# Introduction to Distributed Computing

## Feng Li

### Central University of Finance and Economics

### [feng.li@cufe.edu.cn](feng.li@cufe.edu.cn)
### Course home page: [https://feng.li/distcomp](https://feng.li/distcomp)

# Why Distributed Systems

- Moore’s law suited us well for the past decades.

- But building bigger and bigger single servers (like IBM supercomputer) is no longer necessarily the best solution to large-scale problems in industry.

- An alternative that has gained popularity is to tie together many low-end/commodity machines together as a single functional **distributed system**.


# Distributed Computing is Eveywhere 


![Search](./figures/eg1.png)

![Stocks](./figures/eg2.png)

![image](./figures/eg3.png)

# The performance of distributed systems


- A high-end machine with four I/O channels each having a throughput of 100 MB/sec will require three hours to read a 4 TB data set! 


- With a distributed system, this same data set will be divided into smaller (typically 64 MB) blocks that are spread among many machines in the cluster via the **Distributed File System**.

# The _move-code-to-data_ philosophy

- The traditional supercomputer requires repeat transmissions of data between clients and servers.
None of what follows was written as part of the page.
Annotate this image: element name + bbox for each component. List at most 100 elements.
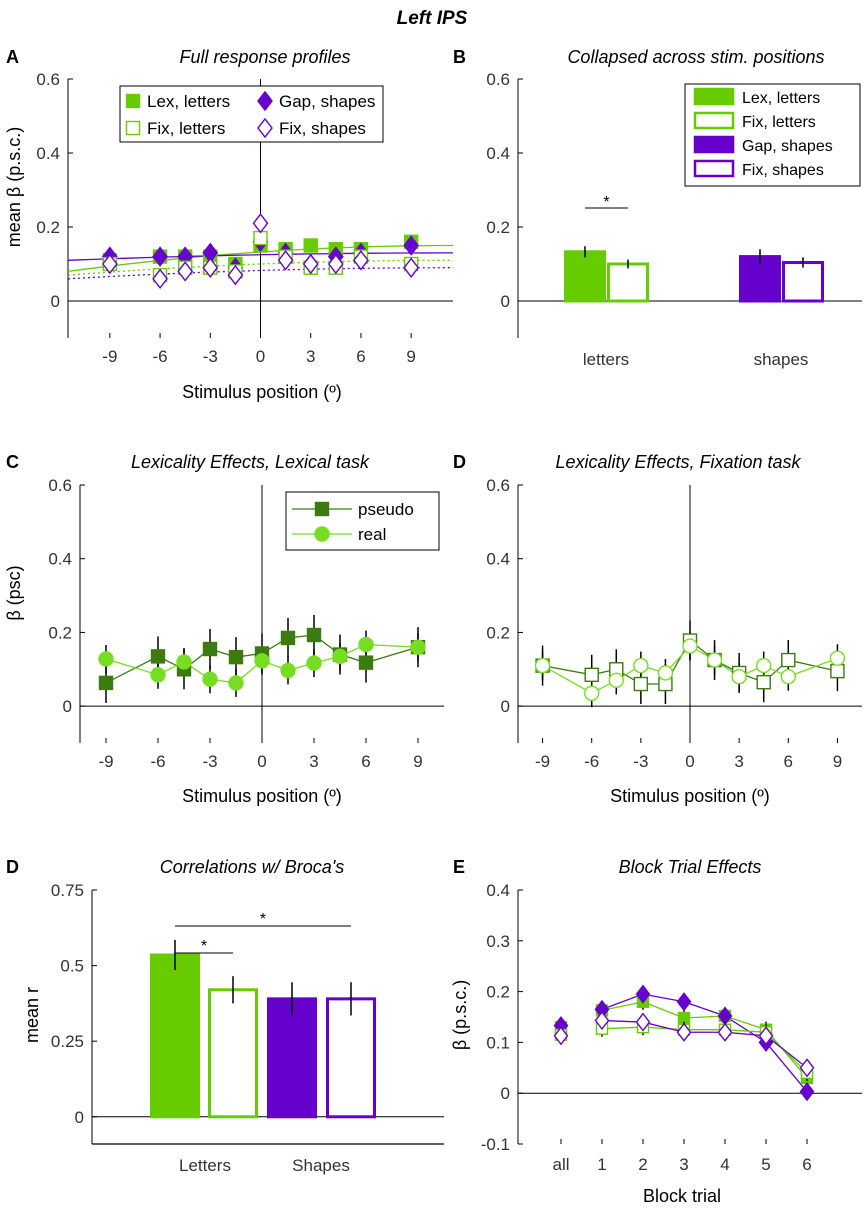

This works fine for computationally intensive work, but for data-intensive processing, the size of data becomes too large to be moved around easily. 


- A distributed systems focuses on **moving code to data**. 
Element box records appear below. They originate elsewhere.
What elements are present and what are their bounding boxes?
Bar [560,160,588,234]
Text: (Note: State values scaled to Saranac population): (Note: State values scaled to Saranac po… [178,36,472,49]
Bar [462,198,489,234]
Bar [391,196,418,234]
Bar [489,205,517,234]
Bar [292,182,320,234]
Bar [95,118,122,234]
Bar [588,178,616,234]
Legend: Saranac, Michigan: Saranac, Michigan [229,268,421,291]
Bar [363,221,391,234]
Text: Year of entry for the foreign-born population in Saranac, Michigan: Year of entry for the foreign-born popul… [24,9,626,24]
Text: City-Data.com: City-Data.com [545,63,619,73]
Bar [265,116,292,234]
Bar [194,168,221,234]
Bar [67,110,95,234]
- The clients send only the programs to be executed, and these programs are usually small.

- More importantly, data are broken up and distributed across the cluster, and as much as possible, computation on a piece of data takes place on the same machine where that piece of data resides.

- The whole process is known as **MapReduce**.
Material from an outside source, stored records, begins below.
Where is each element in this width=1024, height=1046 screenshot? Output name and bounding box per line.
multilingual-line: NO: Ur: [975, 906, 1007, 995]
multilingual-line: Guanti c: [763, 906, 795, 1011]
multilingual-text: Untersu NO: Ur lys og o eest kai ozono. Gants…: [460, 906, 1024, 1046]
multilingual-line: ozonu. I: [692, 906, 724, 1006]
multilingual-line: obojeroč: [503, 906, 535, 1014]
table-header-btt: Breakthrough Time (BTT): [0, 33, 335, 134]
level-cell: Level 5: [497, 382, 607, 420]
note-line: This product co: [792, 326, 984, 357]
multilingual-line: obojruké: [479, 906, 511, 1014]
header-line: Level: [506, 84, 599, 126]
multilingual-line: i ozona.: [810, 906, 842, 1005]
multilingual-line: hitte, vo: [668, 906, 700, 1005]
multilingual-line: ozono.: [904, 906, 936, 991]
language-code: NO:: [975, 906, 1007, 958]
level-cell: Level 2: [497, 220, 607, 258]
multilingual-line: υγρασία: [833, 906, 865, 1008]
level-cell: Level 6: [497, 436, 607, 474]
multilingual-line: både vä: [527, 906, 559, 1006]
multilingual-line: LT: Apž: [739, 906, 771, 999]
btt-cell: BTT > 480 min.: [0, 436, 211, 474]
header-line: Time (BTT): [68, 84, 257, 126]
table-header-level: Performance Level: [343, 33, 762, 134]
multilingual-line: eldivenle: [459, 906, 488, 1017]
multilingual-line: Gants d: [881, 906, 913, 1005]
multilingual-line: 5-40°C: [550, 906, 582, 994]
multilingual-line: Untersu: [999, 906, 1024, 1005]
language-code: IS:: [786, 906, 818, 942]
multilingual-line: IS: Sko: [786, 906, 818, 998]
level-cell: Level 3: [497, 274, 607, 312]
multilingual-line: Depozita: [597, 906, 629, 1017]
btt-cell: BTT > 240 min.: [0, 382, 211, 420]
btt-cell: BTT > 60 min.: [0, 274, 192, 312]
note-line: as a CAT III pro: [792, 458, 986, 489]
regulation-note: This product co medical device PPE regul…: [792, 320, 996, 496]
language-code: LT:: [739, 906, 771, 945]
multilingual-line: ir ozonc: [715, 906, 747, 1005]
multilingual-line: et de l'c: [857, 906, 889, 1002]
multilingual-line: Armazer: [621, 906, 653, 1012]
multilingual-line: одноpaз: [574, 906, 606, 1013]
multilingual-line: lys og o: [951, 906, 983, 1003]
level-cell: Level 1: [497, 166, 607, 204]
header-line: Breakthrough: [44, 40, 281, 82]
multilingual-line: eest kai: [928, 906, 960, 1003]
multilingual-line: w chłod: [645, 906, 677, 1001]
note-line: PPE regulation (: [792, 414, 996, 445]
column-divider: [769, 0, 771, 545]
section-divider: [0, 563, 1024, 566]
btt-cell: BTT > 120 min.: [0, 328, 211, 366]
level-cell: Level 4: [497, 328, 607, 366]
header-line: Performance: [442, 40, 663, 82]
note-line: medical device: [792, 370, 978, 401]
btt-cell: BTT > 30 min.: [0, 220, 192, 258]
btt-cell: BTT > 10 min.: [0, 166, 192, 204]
# The ecosystem for distributed computing

![image](./figures/hadoop_ecosystem.png)

# What is Hadoop?

- Hadoop is a platform that provides both distributed storage and computational capabilities.

- Hadoop is a distributed master-slave architecture consists of the **Hadoop Distributed File System (HDFS)** for storage and **MapReduce** for computational capabilities.

# A Brief History of Hadoop

- Hadoop was created by Doug Cutting.

- At the time Google had published papers that described its novel distributed filesystem, the Google File System ( GFS ), and MapReduce, a computational framework for parallel processing.

- The successful implementation of these papers’ concepts resulted in the Hadoop project.

- Who use Hadoop?

    - Facebook uses Hadoop, Hive, and HB ase for data warehousing and real-time application serving.
    - Twitter uses Hadoop, Pig, and HB ase for data analysis, visualization, social graph analysis, and machine learning.
    - Yahoo! uses Hadoop for data analytics, machine learning, search ranking, email antispam, ad optimization...
    - eBay, Samsung, Rackspace, J.P. Morgan, Groupon, LinkedIn, AOL , Last.fm...

**But we (statisticians, financial analysts) are not yet there!**

--- and we should!

![hadoop-architecture](./figures/hadoop-architecture.png)

# Core Hadoop components: HDFS 

- HDFS is the storage component of Hadoop

- It’s a distributed file system.
- Logical representation of the components in HDFS : the **NameNode** and the **DataNode**.

- HDFS replicates files for a configured number of times, is tolerant of both software and hardware failure, and automatically re-replicates data blocks on nodes that have failed.

- HDFS isn’t designed to work well with random reads over small files due to its optimization for sustained throughput.

![mapreduce](./figures/hdfs.png)

# Core Hadoop components: MapReduce


- MapReduce is a batch-based, distributed computing framework.
- It allows you to parallelize work over a large amount of raw data.
- This type of work, which could take days or longer using conventional serial programming techniques, can be reduced down to minutes using MapReduce on a Hadoop cluster.
- MapReduce allows the programmer to focus on addressing business needs, rather than getting tangled up in distributed system complications.
- MapReduce doesn’t lend itself to use cases that need real-time data access.




![mapreduce](./figures/mapreduce-architecture.png)